Professor Bernice Summerfield and the Silver LiningProfessor Bernice Summerfield is contracted by a man named Lynton, claiming to be a representative of a mining consortium whose operations on Tysir IV have been brought to a screeching halt by an underground discovery that could be of great archaeological importance. That, and the fact that he’s a fan of Benny’s books, is what prompted him to secure her services to investigate the find. Benny warns Lynton that her appraisal can’t be bought for any price, but when she sees it for herself - with Lynton insisting that he must accompany her - she is stunned: a huge metallic structure with doors has been uncovered. Once she and Lynton figure out how to open the doors - which can only be unlocked by solving a logic puzzle - Benny realizes that the enormous chambers are a sleeping tomb of Cybermen. And only then does she realize that Lynton knew this all along. But why would he want to unleash the Cybermen?

written by Colin Brake
directed by Gary Russell
music by David Darlington

Cast: Lisa Bowerman (Professor Bernice Summerfield), Nicholas Briggs (Lynton/Cyberman), Gary Russell (Computer voice)

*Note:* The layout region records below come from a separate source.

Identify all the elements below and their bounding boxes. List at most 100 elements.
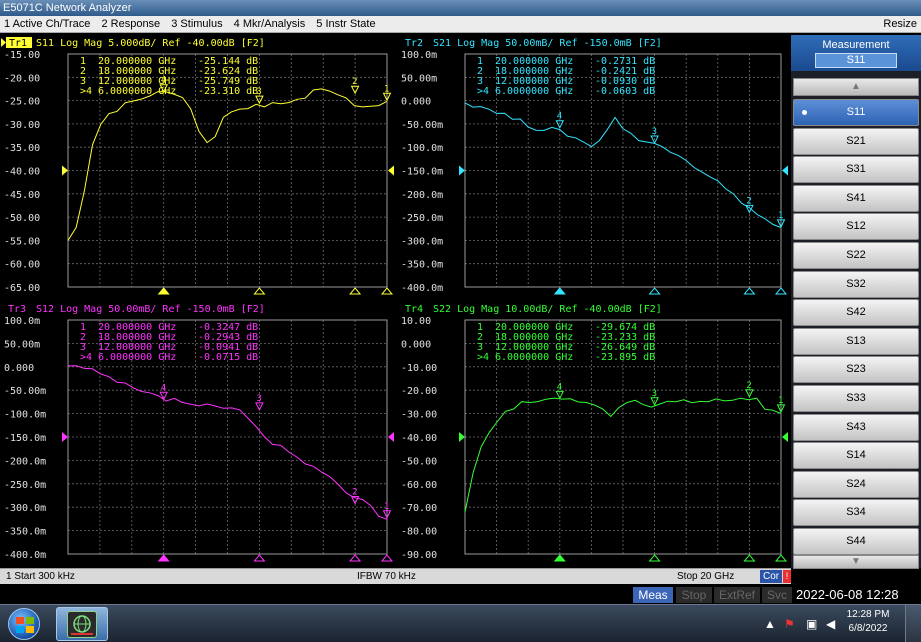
y-tick-label: -30.00 [401, 410, 437, 421]
softkey-label: S32 [846, 277, 866, 290]
softkey-s32[interactable]: S32 [793, 270, 919, 298]
menu-stimulus[interactable]: 3 Stimulus [167, 16, 226, 33]
marker-table-id: >4 [80, 352, 92, 363]
softkey-s24[interactable]: S24 [793, 470, 919, 498]
scroll-up-button[interactable]: ▲ [793, 78, 919, 96]
trace-chart-s11[interactable]: Tr1 S11 Log Mag 5.000dB/ Ref -40.00dB [F2… [0, 35, 397, 301]
y-tick-label: -100.0m [4, 410, 46, 421]
correction-badge: Cor [760, 570, 783, 583]
y-tick-label: -65.00 [4, 283, 40, 294]
softkey-label: S23 [846, 363, 866, 376]
y-tick-label: -350.0m [4, 527, 46, 538]
softkey-s13[interactable]: S13 [793, 327, 919, 355]
stop-frequency: Stop 20 GHz [677, 571, 735, 582]
y-tick-label: -70.00 [401, 503, 437, 514]
trace-chart-s21[interactable]: Tr2 S21 Log Mag 50.00mB/ Ref -150.0mB [F2… [397, 35, 791, 301]
softkey-s12[interactable]: S12 [793, 213, 919, 241]
trace-label[interactable]: Tr1 [9, 38, 27, 49]
softkey-s33[interactable]: S33 [793, 385, 919, 412]
marker-number: 3 [256, 394, 261, 404]
network-analyzer-app-icon [67, 611, 97, 638]
y-tick-label: -10.00 [401, 363, 437, 374]
y-tick-label: -50.00m [4, 386, 46, 397]
y-tick-label: -150.0m [401, 167, 443, 178]
softkey-s43[interactable]: S43 [793, 413, 919, 441]
window-title: E5071C Network Analyzer [3, 2, 132, 14]
softkey-s22[interactable]: S22 [793, 242, 919, 269]
y-tick-label: 100.0m [401, 50, 437, 61]
y-tick-label: -250.0m [401, 213, 443, 224]
clock-date: 6/8/2022 [848, 623, 888, 634]
softkey-s11[interactable]: S11 [793, 99, 919, 126]
action-center-flag-icon[interactable]: ⚑ [784, 617, 795, 631]
y-tick-label: -150.0m [4, 433, 46, 444]
softkey-label: S44 [846, 535, 866, 547]
show-desktop-button[interactable] [905, 605, 921, 642]
y-tick-label: 100.0m [4, 316, 40, 327]
softkey-panel: Measurement S11 ▲ S11 S21 S31 S41 S12 S22 S32 S… [791, 35, 921, 569]
menu-response[interactable]: 2 Response [97, 16, 164, 33]
volume-muted-icon[interactable]: ◀ [826, 617, 835, 631]
y-tick-label: 0.000 [4, 363, 34, 374]
y-tick-label: -60.00 [4, 260, 40, 271]
trace-label[interactable]: Tr3 [8, 304, 26, 315]
y-tick-label: -15.00 [4, 50, 40, 61]
scroll-down-button[interactable]: ▼ [793, 555, 919, 569]
y-tick-label: -40.00 [4, 167, 40, 178]
menu-instr-state[interactable]: 5 Instr State [312, 16, 379, 33]
alert-icon: ! [783, 570, 791, 583]
y-tick-label: -80.00 [401, 527, 437, 538]
trace-header: S11 Log Mag 5.000dB/ Ref -40.00dB [F2] [36, 38, 265, 49]
softkey-s42[interactable]: S42 [793, 299, 919, 327]
tray-expand-icon[interactable]: ▲ [764, 617, 776, 631]
trace-header: S21 Log Mag 50.00mB/ Ref -150.0mB [F2] [433, 38, 662, 49]
trace-chart-s22[interactable]: Tr4 S22 Log Mag 10.00dB/ Ref -40.00dB [F2… [397, 301, 791, 568]
trace-header: S12 Log Mag 50.00mB/ Ref -150.0mB [F2] [36, 304, 265, 315]
marker-number: 3 [652, 127, 657, 137]
chart-svg: Tr1 S11 Log Mag 5.000dB/ Ref -40.00dB [F2… [0, 35, 397, 301]
softkey-s21[interactable]: S21 [793, 127, 919, 155]
softkey-s14[interactable]: S14 [793, 442, 919, 470]
softkey-s34[interactable]: S34 [793, 499, 919, 527]
trace-label[interactable]: Tr4 [405, 304, 423, 315]
y-tick-label: -200.0m [401, 190, 443, 201]
marker-number: 3 [652, 389, 657, 399]
softkey-label: S13 [846, 334, 866, 347]
menu-active-ch-trace[interactable]: 1 Active Ch/Trace [0, 16, 94, 33]
y-tick-label: -300.0m [401, 236, 443, 247]
trace-chart-s12[interactable]: Tr3 S12 Log Mag 50.00mB/ Ref -150.0mB [F2… [0, 301, 397, 568]
y-tick-label: 50.00m [4, 339, 40, 350]
softkey-label: S43 [846, 420, 866, 433]
taskbar-network-analyzer-app[interactable] [56, 607, 108, 641]
ifbw-value: IFBW 70 kHz [357, 571, 416, 582]
softkey-label: S12 [846, 220, 866, 233]
softkey-s23[interactable]: S23 [793, 356, 919, 384]
softkey-s41[interactable]: S41 [793, 184, 919, 212]
resize-button[interactable]: Resize [883, 16, 917, 33]
menu-mkr-analysis[interactable]: 4 Mkr/Analysis [230, 16, 310, 33]
network-icon[interactable]: ▣ [806, 617, 817, 631]
y-tick-label: -20.00 [401, 386, 437, 397]
chart-svg: Tr2 S21 Log Mag 50.00mB/ Ref -150.0mB [F2… [397, 35, 791, 301]
softkey-s31[interactable]: S31 [793, 156, 919, 184]
softkey-s44[interactable]: S44 [793, 528, 919, 555]
marker-number: 2 [746, 196, 751, 206]
y-tick-label: -90.00 [401, 550, 437, 561]
softkey-label: S14 [846, 449, 866, 462]
marker-number: 1 [778, 396, 783, 406]
start-button[interactable] [8, 608, 40, 640]
y-tick-label: 10.00 [401, 316, 431, 327]
softkey-label: S22 [846, 249, 866, 261]
taskbar-clock[interactable]: 12:28 PM 6/8/2022 [846, 608, 890, 636]
marker-table-freq: 6.0000000 GHz [98, 86, 176, 97]
marker-table-freq: 6.0000000 GHz [98, 352, 176, 363]
start-frequency: 1 Start 300 kHz [6, 571, 75, 582]
marker-table-id: >4 [80, 86, 92, 97]
measurement-current-value: S11 [815, 53, 897, 68]
down-arrow-icon: ▼ [851, 556, 861, 567]
y-tick-label: -30.00 [4, 120, 40, 131]
trace-label[interactable]: Tr2 [405, 38, 423, 49]
softkey-label: S34 [846, 506, 866, 519]
trace-header: S22 Log Mag 10.00dB/ Ref -40.00dB [F2] [433, 304, 662, 315]
marker-number: 1 [384, 502, 389, 512]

Notes: Silver Lining, technically speaking, isn’t really connected to Big Finish’s Cyberman saga, which is based on the situation and characters of the second Paul McGann audio play, Sword Of Orion. This story was included on a free CD given away with Doctor Who Magazine with the UNIT prelude story, The Coup.

Mirror, Signal, Manoeuvre

Doctor Who, Spinoffs, Sarah Jane Smith - reviewed on Monday, July 3, 2006 by Earl Green

Sarah Jane Smith: Mirror, Signal, ManoeuvreSarah leaves the country on assignment, ignoring frantic warnings from Natalie that a reporter from Sarah’s former employer, Planet 3, is tailing her. Even when those warnings become even more ominous ones that the Planet 3 reporter is not, in fact, a Planet 3 reporter, and even after Sarah has met the “reporter” and figured out that something doesn’t add up, she forges ahead with her story. Josh is at Sarah’s new home when the place is robbed, and even though the robbers rough Josh up, he sees them take the non-functional K-9. Natalie discovers more evidence about the “reporter” Sarah has befriended, discovering that she has a connection to a group whose former members could be out to destroy Sarah’s career, if not Sarah herself. But Sarah isn’t looking ahead for these signs anymore - only over her shoulder.

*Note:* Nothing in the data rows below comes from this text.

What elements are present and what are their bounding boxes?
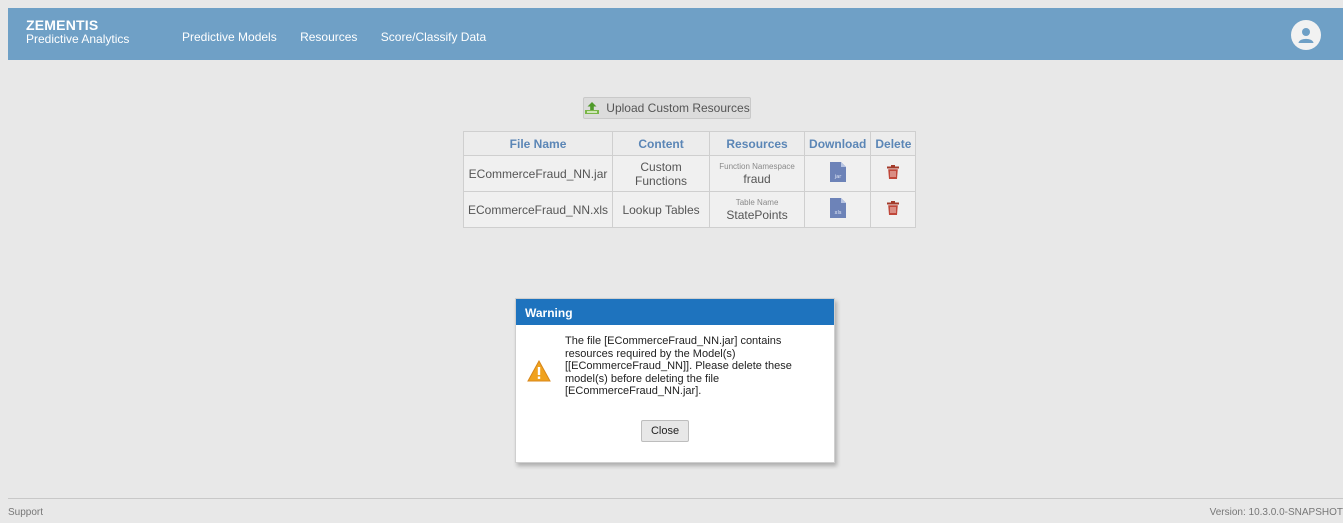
upload-button-label: Upload Custom Resources	[606, 101, 750, 115]
resources-cell: Function Namespace fraud	[709, 155, 806, 192]
nav-predictive-models[interactable]: Predictive Models	[182, 30, 277, 44]
upload-custom-resources-button[interactable]: Upload Custom Resources	[583, 97, 751, 119]
warning-dialog: Warning The file [ECommerceFraud_NN.jar]…	[515, 298, 835, 463]
download-cell: jar	[804, 155, 872, 192]
top-bar: ZEMENTIS Predictive Analytics Predictive…	[8, 8, 1343, 60]
dialog-title: Warning	[516, 299, 834, 325]
nav-score-classify-data[interactable]: Score/Classify Data	[381, 30, 486, 44]
jar-file-icon[interactable]: jar	[829, 162, 846, 185]
file-name-cell: ECommerceFraud_NN.xls	[462, 191, 614, 228]
dialog-message: The file [ECommerceFraud_NN.jar] contain…	[565, 335, 792, 397]
col-file-name: File Name	[462, 131, 614, 156]
svg-text:jar: jar	[833, 174, 841, 180]
brand-subtitle: Predictive Analytics	[26, 32, 130, 46]
user-avatar[interactable]	[1291, 20, 1321, 50]
file-name-cell: ECommerceFraud_NN.jar	[462, 155, 614, 192]
main-nav: Predictive Models Resources Score/Classi…	[182, 30, 506, 44]
col-delete: Delete	[870, 131, 917, 156]
nav-resources[interactable]: Resources	[300, 30, 357, 44]
xls-file-icon[interactable]: xls	[829, 198, 846, 221]
table-header-row: File Name Content Resources Download Del…	[462, 131, 917, 156]
col-resources: Resources	[709, 131, 806, 156]
resources-table: File Name Content Resources Download Del…	[462, 131, 917, 228]
trash-icon[interactable]	[887, 165, 900, 182]
resource-label: Function Namespace	[719, 161, 795, 171]
svg-text:xls: xls	[834, 210, 841, 216]
content-cell: Custom Functions	[612, 155, 711, 192]
app-window: ZEMENTIS Predictive Analytics Predictive…	[8, 8, 1343, 498]
warning-icon	[527, 359, 551, 387]
footer-divider	[8, 498, 1343, 499]
user-icon	[1298, 28, 1314, 43]
resources-cell: Table Name StatePoints	[709, 191, 806, 228]
delete-cell	[870, 155, 917, 192]
content-cell: Lookup Tables	[612, 191, 711, 228]
table-row: ECommerceFraud_NN.xls Lookup Tables Tabl…	[462, 191, 917, 228]
col-content: Content	[612, 131, 711, 156]
upload-icon	[584, 101, 600, 115]
trash-icon[interactable]	[887, 201, 900, 218]
table-row: ECommerceFraud_NN.jar Custom Functions F…	[462, 155, 917, 192]
resource-value: StatePoints	[726, 207, 788, 222]
resource-value: fraud	[743, 171, 771, 186]
brand-name: ZEMENTIS	[26, 17, 99, 33]
download-cell: xls	[804, 191, 872, 228]
version-text: Version: 10.3.0.0-SNAPSHOT	[1209, 507, 1343, 518]
brand[interactable]: ZEMENTIS Predictive Analytics	[26, 18, 129, 46]
delete-cell	[870, 191, 917, 228]
close-button[interactable]: Close	[641, 420, 689, 442]
col-download: Download	[804, 131, 872, 156]
support-link[interactable]: Support	[8, 507, 43, 518]
resource-label: Table Name	[735, 197, 779, 207]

Order this CDwritten by Peter Anghelides
directed by Gary Russell
music by David Darlington

Cast: Elisabeth Sladen (Sarah Jane Smith), Jeremy James (Josh Townsend), Patricia Maynard (Miss Winters), Sadie Miller (Natalie Redfern), Robin Bowerman (Harris), Louise Faulkner (Wendy Jennings), Peter Miles (Dr. Brandt), Toby Longworth (Taxi Driver), Mark Donovan (Taxi Driver)

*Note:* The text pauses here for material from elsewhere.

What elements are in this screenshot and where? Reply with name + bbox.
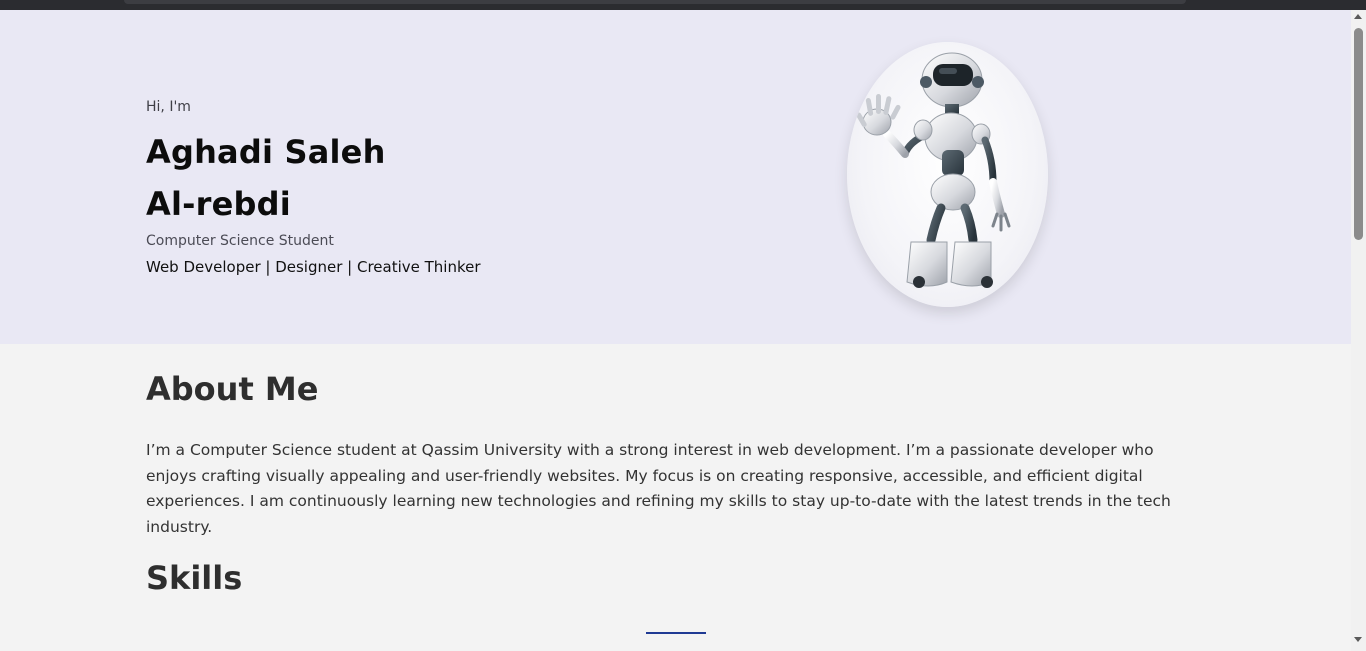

Notes: Sarah ran afoul of Miss Winters in the first Tom Baker Doctor Who story, Robot, when she helped to expose the criminal activities of Maynard’s SRS organization. As with the Big Finish UNIT plays, this story dates Robot in the 1980s, rather than that story’s original mid-1970s airdate. Miss Winters and her cohorts steal K-9 to use his voice synthesizer to try to plant misleading evidence in Sarah’s own voice, though it’s implied that he had ceased to function before he was stolen. (This tallies, more or less, with Sarah’s account in the 2006 TV episode School Reunion, in which the tenth Doctor finally repairs him.)